As I admitted a couple of weeks ago, I tend to obsess about where food comes from, but behave as if the electronic gadgets upon which I rely appear fully formed from heaven — and disappear into the ether when I’m done with them.
But the digital economy, in which I earn my keep, has a material basis just as surely as the food economy does. It took a vast global production network to place the laptop I’m typing this on in front of me; and when I’m done with it, it will have to be disposed of somehow and, more importantly, somewhere. I’ve been wrestling with what it means to participate in this shady economy.
As if on cue, über-communicator Annie Leonard, celebrated creator of the Story of Stuff video, has come out with a new video called Story of Electronics. Everyone who owns a tech gadget — this means you — will benefit from spending eight minutes with Annie and her non-preachy and vivid story-telling style:
I love Annie’s crusade against the concept of tech gear that’s “designed for the dump.” She presents a vision of a world in which tech gadgets are designed to be modular and easily upgradable — not disposable and out-of-date within months after purchase. To that vision, I would add a strong emphasis on the well-being of the workers in the production chain, who are currently being exploited ruthlessly, from what I can tell (see my previous post on this topic.) I don’t want to support such conditions in gadget mills any more than I want to support them in tomato fields.
How far are we from a world of ecologically sane and socially just tech gadget-making? At Leonard’s urging, I checked out the Electronic Takeback Coalition’s scorecard of major brands’ take-back programs. The report measures what I consider to be the bare minimum: a company’s willingness to deal squarely with its products after they’ve been discarded. It says nothing about workers’ treatment, pollution generated during production, or anything else.

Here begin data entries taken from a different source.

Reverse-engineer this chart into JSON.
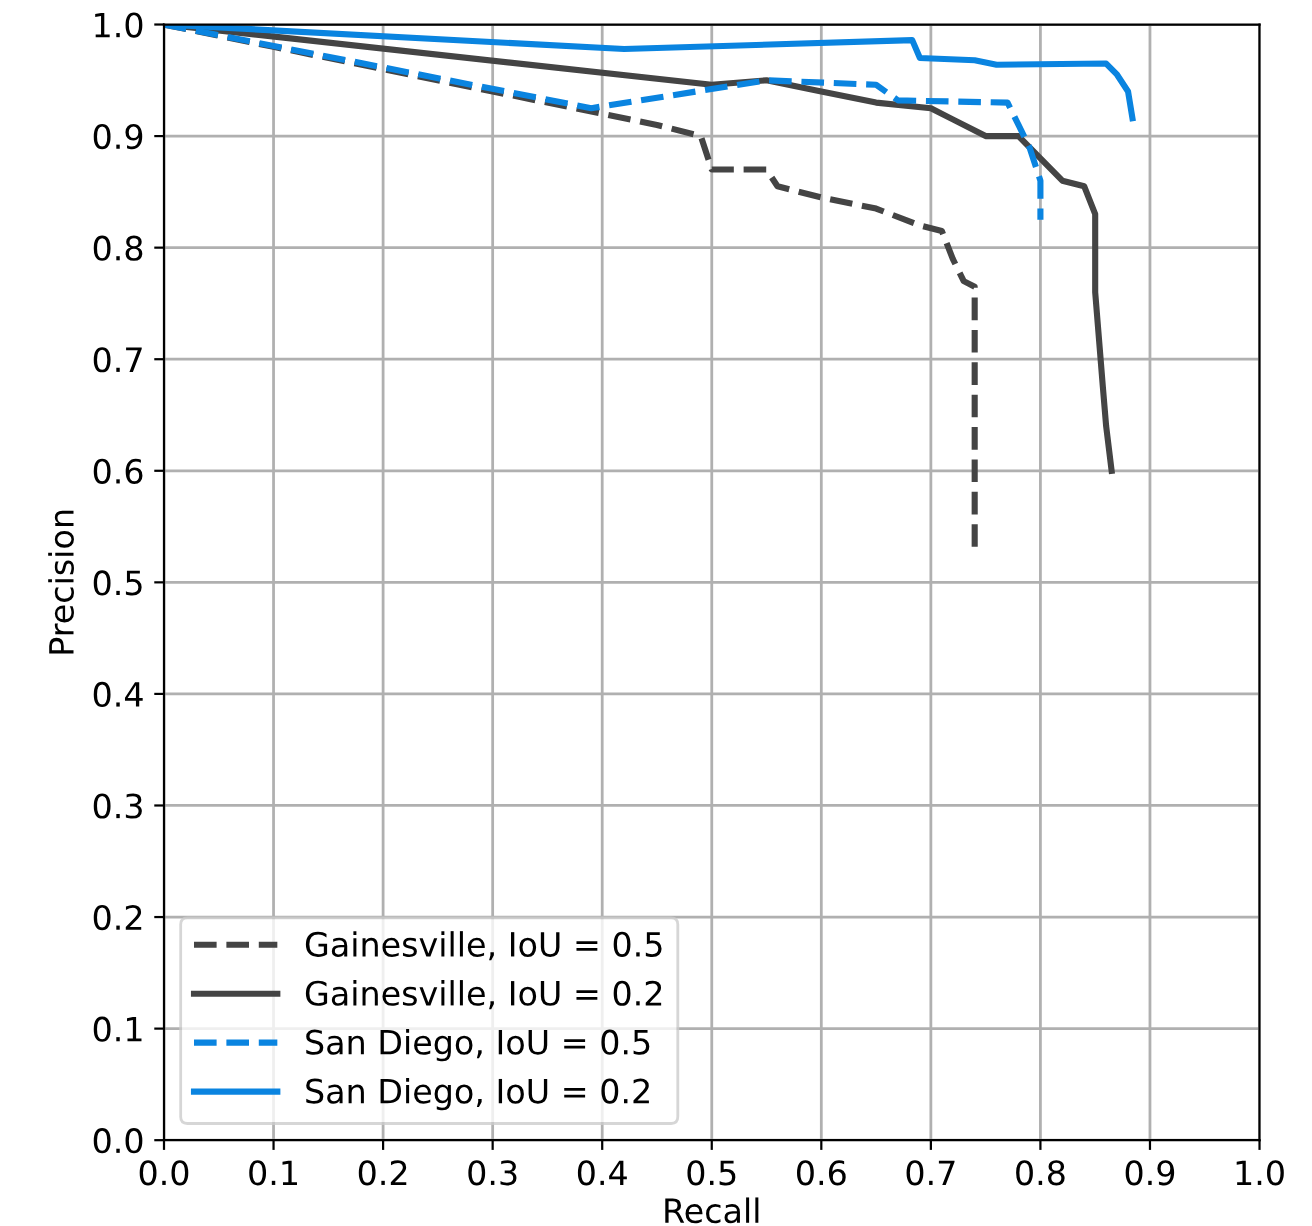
{
  "chart_data": {
    "type": "line",
    "xlabel": "Recall",
    "ylabel": "Precision",
    "xlim": [
      0.0,
      1.0
    ],
    "ylim": [
      0.0,
      1.0
    ],
    "xticks": [
      {
        "value": 0,
        "label": "0.0"
      },
      0.1,
      0.2,
      0.3,
      0.4,
      0.5,
      0.6,
      0.7,
      0.8,
      0.9,
      {
        "value": 1,
        "label": "1.0"
      }
    ],
    "yticks": [
      {
        "value": 0,
        "label": "0.0"
      },
      0.1,
      0.2,
      0.3,
      0.4,
      0.5,
      0.6,
      0.7,
      0.8,
      0.9,
      {
        "value": 1,
        "label": "1.0"
      }
    ],
    "grid": true,
    "legend": "bottom left",
    "series": [
      {
        "name": "Gainesville, IoU = 0.5",
        "color": "#444444",
        "line_style": "dashed",
        "x": [
          0,
          0.1,
          0.3,
          0.45,
          0.49,
          0.5,
          0.55,
          0.56,
          0.6,
          0.65,
          0.69,
          0.71,
          0.72,
          0.73,
          0.74,
          0.74
        ],
        "values": [
          1.0,
          0.98,
          0.94,
          0.91,
          0.9,
          0.87,
          0.87,
          0.855,
          0.845,
          0.835,
          0.82,
          0.815,
          0.79,
          0.77,
          0.765,
          0.53
        ]
      },
      {
        "name": "Gainesville, IoU = 0.2",
        "color": "#444444",
        "line_style": "solid",
        "x": [
          0,
          0.5,
          0.55,
          0.6,
          0.65,
          0.7,
          0.72,
          0.75,
          0.78,
          0.8,
          0.82,
          0.84,
          0.85,
          0.85,
          0.857,
          0.86,
          0.865
        ],
        "values": [
          1.0,
          0.946,
          0.95,
          0.94,
          0.93,
          0.925,
          0.915,
          0.9,
          0.9,
          0.88,
          0.86,
          0.855,
          0.83,
          0.76,
          0.675,
          0.64,
          0.6
        ]
      },
      {
        "name": "San Diego, IoU = 0.5",
        "color": "#0a84e0",
        "line_style": "dashed",
        "x": [
          0,
          0.39,
          0.55,
          0.65,
          0.67,
          0.77,
          0.78,
          0.79,
          0.8,
          0.8
        ],
        "values": [
          1.0,
          0.925,
          0.95,
          0.946,
          0.932,
          0.93,
          0.91,
          0.89,
          0.86,
          0.825
        ]
      },
      {
        "name": "San Diego, IoU = 0.2",
        "color": "#0a84e0",
        "line_style": "solid",
        "x": [
          0,
          0.42,
          0.683,
          0.69,
          0.74,
          0.76,
          0.86,
          0.87,
          0.88,
          0.884
        ],
        "values": [
          1.0,
          0.978,
          0.986,
          0.97,
          0.968,
          0.964,
          0.965,
          0.955,
          0.94,
          0.916
        ]
      }
    ]
  }
}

The results seem dismal to me. No company gets an “A.” Only three — Dell, Asus, and Samsung — rate a “B.” Apple, maker of the gadgets that I prefer, gets a “C+“. What holds it back from a higher score are lack of transparency and failure to use only recycling services that ensure toxic waste isn’t exported to foreign countries. Sigh.

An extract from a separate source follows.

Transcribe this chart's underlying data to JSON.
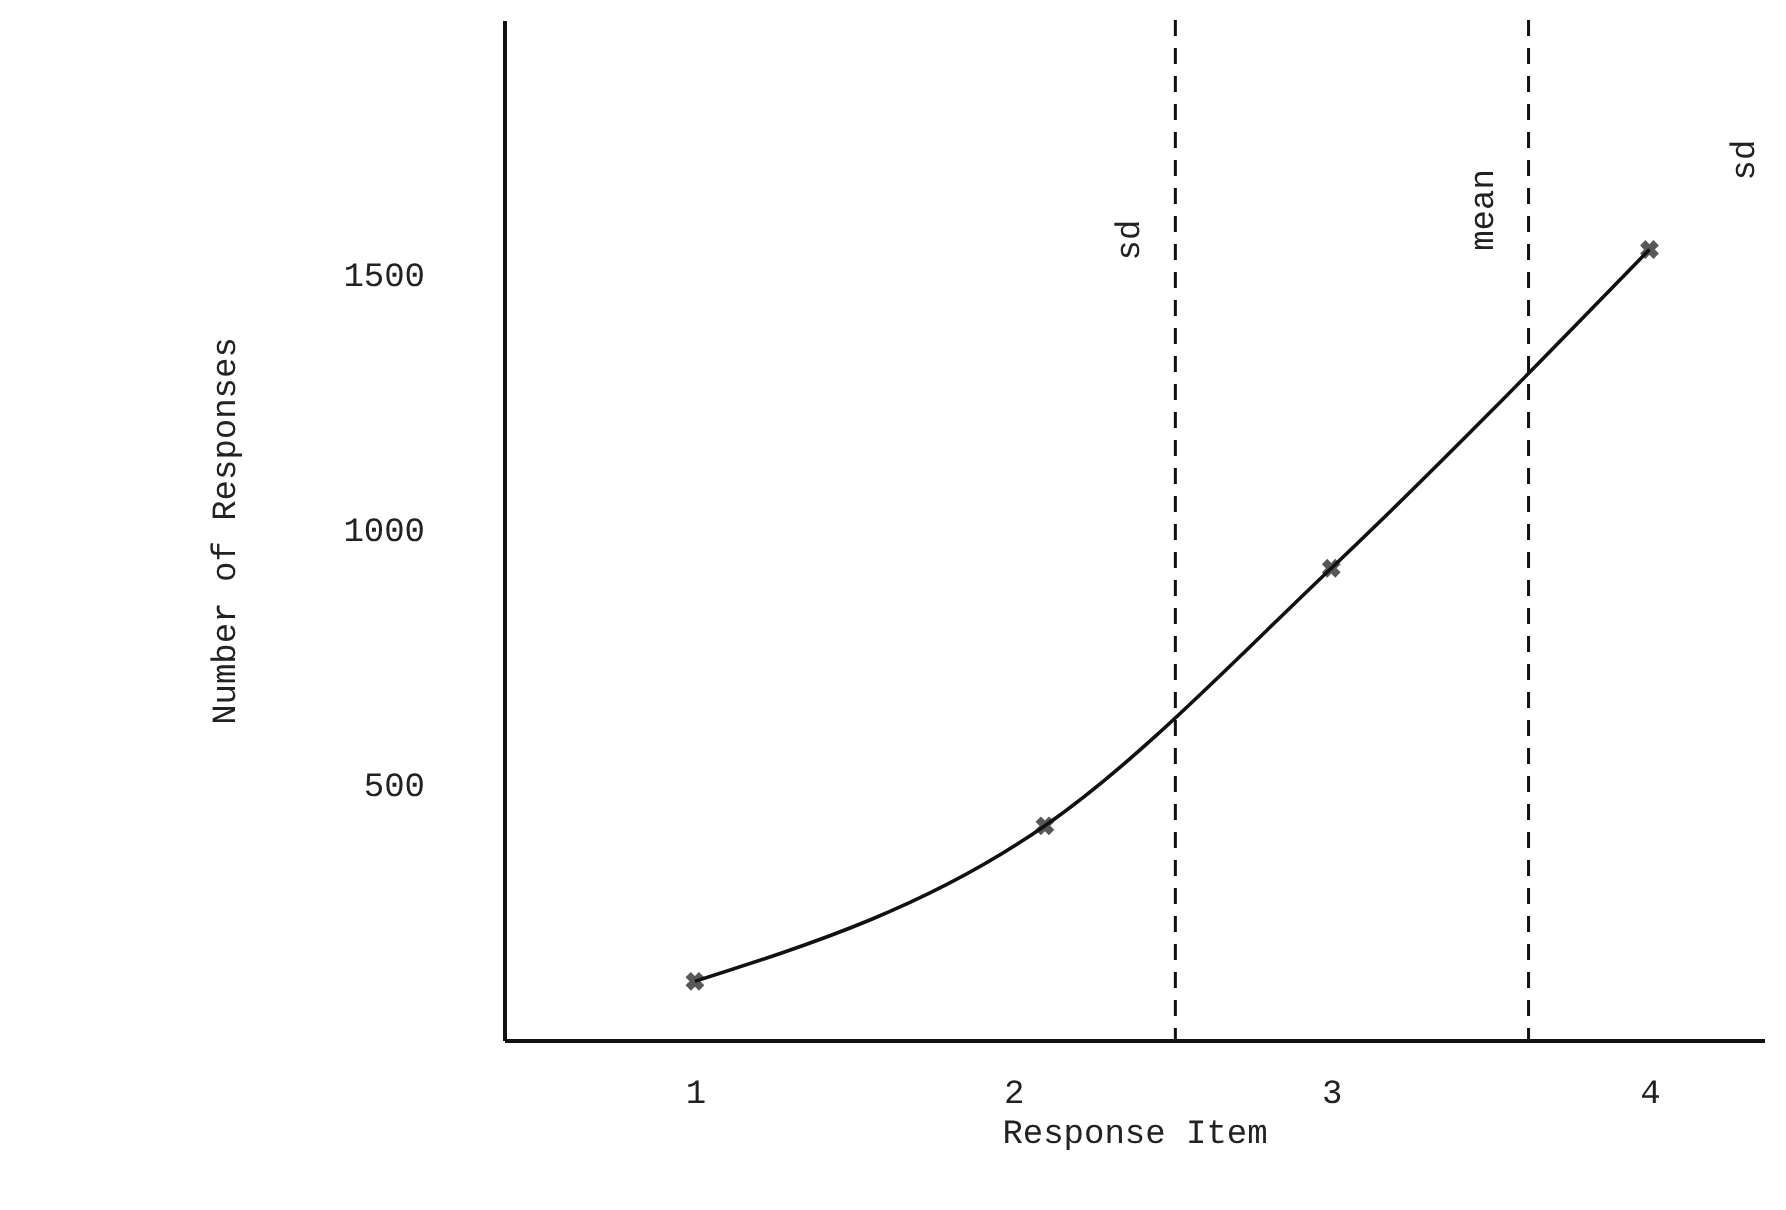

Another measure of the dismal state of recycling e-waste came in October, when the Department of Justice’s Inspector General issued a stunning report showing that an e-cycling program run in federal prisons had for years “routinely exposed inmates to toxic heavy metals and exported hazardous wastes to developing countries.” Nice one!
Moreover, from what I can tell, the business models of all the big-name gadget makers are all still geared to moving as many units as possible, not creating durable hardware. But if you’ve got a broken gadget, a victim of planned obsolescence, you don’t have to just chuck it, Ask Umbra points out: many can be fixed, with a little patience and confidence.
To keep on top of the “story of electronics,” I’ll be checking into Annie’s page regularly, as well as the websites of the Basel Action Network and the Electronics Takeback Coalition.